John D. MacDonald’s novel “The Executioners” has been adapted for film twice as “Cape Fear”: first in 1962, starring Robert Mitchum, and again in 1991, starring Robert De Niro and directed by Martin Scorsese. The latest adaptation, an Apple TV series created by Nick Antosca, is perhaps the most unnerving and intense retelling yet. A portrait of a family undone and a wronged man determined to seek vengeance, “Cape Fear” explores betrayal, retribution and what it really means to demand an eye for an eye.

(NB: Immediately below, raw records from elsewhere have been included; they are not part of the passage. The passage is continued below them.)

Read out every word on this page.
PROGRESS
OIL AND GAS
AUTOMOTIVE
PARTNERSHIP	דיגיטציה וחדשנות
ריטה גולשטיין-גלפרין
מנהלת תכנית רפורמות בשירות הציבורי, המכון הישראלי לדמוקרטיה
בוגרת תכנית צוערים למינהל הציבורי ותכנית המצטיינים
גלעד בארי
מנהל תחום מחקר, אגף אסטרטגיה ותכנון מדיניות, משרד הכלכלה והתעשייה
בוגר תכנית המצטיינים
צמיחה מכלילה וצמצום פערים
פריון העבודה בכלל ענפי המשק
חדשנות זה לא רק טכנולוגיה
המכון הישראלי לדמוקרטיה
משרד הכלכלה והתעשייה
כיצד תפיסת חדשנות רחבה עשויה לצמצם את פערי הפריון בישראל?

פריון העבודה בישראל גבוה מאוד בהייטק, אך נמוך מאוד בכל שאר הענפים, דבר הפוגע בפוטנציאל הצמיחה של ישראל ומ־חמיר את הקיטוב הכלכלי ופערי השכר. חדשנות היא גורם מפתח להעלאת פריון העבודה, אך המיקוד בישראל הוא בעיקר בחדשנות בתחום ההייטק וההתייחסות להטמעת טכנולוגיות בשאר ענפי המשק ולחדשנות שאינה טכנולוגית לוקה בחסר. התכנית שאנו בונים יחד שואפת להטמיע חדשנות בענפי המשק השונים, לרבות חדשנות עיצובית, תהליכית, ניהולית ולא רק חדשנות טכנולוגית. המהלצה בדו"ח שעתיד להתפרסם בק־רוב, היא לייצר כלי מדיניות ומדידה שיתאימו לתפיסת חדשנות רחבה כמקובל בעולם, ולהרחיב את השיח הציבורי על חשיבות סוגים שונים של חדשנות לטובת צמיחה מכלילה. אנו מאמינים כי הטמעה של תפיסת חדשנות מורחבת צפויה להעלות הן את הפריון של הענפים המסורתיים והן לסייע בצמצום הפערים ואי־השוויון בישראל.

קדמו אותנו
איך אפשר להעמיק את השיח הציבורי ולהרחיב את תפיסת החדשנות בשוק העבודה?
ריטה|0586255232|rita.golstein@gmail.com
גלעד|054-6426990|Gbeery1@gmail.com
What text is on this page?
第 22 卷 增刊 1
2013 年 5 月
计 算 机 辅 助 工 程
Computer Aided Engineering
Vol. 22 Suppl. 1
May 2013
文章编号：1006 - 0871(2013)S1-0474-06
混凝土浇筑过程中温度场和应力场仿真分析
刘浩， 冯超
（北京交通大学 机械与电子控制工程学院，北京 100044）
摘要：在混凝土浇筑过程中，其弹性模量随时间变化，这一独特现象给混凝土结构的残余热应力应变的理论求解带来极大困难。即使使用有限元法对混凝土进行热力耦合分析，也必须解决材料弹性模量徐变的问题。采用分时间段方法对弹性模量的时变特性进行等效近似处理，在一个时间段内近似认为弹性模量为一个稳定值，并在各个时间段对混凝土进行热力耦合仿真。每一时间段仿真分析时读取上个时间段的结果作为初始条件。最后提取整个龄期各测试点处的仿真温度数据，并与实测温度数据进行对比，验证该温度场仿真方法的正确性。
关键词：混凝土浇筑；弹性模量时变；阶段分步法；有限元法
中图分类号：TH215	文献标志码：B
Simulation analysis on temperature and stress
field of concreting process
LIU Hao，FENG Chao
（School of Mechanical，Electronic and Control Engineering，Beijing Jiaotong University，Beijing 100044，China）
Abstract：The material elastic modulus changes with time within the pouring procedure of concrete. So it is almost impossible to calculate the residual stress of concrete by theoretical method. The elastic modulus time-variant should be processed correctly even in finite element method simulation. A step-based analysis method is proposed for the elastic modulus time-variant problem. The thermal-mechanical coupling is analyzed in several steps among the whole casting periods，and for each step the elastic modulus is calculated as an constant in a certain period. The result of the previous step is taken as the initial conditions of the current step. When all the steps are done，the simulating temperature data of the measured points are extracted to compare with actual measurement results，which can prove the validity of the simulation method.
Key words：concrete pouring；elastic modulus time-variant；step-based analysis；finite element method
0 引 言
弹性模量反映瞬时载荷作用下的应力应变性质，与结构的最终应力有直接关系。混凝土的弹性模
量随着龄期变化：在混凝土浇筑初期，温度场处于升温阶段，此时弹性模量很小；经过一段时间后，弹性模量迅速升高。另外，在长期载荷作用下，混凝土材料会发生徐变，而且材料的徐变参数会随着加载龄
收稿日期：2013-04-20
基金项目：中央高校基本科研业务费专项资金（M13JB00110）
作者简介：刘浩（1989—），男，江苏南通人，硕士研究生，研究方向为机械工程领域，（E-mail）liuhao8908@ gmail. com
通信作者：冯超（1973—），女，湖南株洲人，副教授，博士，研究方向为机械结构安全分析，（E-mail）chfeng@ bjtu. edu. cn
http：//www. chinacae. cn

The 10-episode limited series (critics received eight for review) opens on July 4 in modern-day Savannah, Georgia. Anna (Amy Adams), an attorney for the wrongly accused at the Savannah Justice League Project, her criminal defense attorney husband, Tom (Patrick Wilson), and their teenage children, Natalie (Lily Collias) and Zack (Joe Anders), are barbecuing by the pool with friends. Out of nowhere, a storm rolls in, altering the Bowden family’s plans. Elsewhere, a weeping woman surrounded by newspaper clippings of convicted murderer Max Cady (a mesmerizing Javier Bardem) writes a note before shooting herself dead. Sometime later, a man with an eyeball tattooed on the back of his neck emerges from the gates of Tarwater State Prison. After 17 years behind bars, convicted for murdering his pregnant wife, Max is exonerated after someone else confesses to the crime.